As discussed in a recent New England Journal of Medicine perspective, more work is needed to “get it right” [19]. What is missing from the New England Journal perspective is the role of quantitative pharmacology approaches to augment study design and analysis of the often sparse data available from clinical obstetric studies. Pharmacometrics, systems pharmacology, artificial intelligence, and other novel quantitative approaches provide important tools to explore the pharmacokinetics and pharmacodynamics of drugs in pregnancy and lactation while minimizing risk to mother and baby.

Including pharmacokinetic sampling in studies of pregnant and lactating women should become the rule, not the exception. It is critical for clinical pharmacologists and pharmacometricians to be consulted early in protocol development. Within the department of one of this editorial’s authors (Quinney), she has been asked to evaluate drug concentrations in samples that have been previously collected. Often, she finds that the study design is inadequate or that the addition of one or two well-timed sample collections would have greatly magnified the knowledge gained. Linking risk to medication use during pregnancy also requires a more granular level of data than is typically collected in studies. Large prospective cohort studies of pregnant and lactating women should strive to collect well-characterized medication use data during pregnancy and lactation, including information on timing and dosing. Asking “what medications have you taken?” will not provide information on how much medication was taken and when. Investigators should leverage use of electronic health records, wearables, and other information resources through integrative pharmacometric and machine learning approaches to enhance understanding of pharmacotherapy in pregnancy and lactation. While there has been an upsurge in PBPK modeling in obstetrics, additional studies are required to validate the assumptions of these models and further understand sources of inter- and intra-individual variability.

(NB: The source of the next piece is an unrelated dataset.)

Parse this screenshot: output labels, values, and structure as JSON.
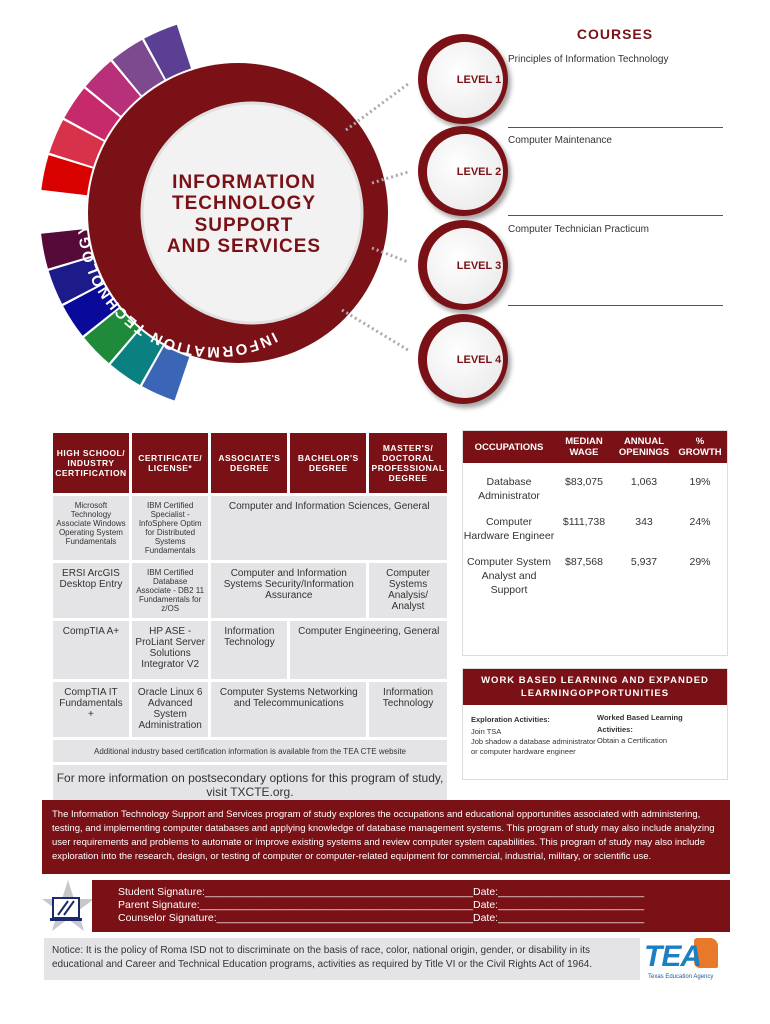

Finally, in order to benefit patients, results of studies must be implemented into widespread clinical practice. A survey of American Academy of Allergy, Asthma & Immunology membership found that less than half of clinicians were not aware of the FDA’s pregnancy and lactation labeling changes and 95% continued to use the pregnancy letter categories [20]. This indicates the difficulty in disseminating new knowledge to stakeholders. Pharmacometricians should work in tandem with the informatics and medical communities to develop clinical decision support systems to move knowledge gained from obstetric and lactation pharmacology research to clinicians and patients.

Research in obstetric pharmacology has advanced greatly over the past decades. However, much work remains to be done. By exploiting tools commonly applied to other diseases, pharmacometricians can play a significant role in optimizing drug therapy in pregnant and lactating women. Not only is the health of women at stake, but also the health of future generations.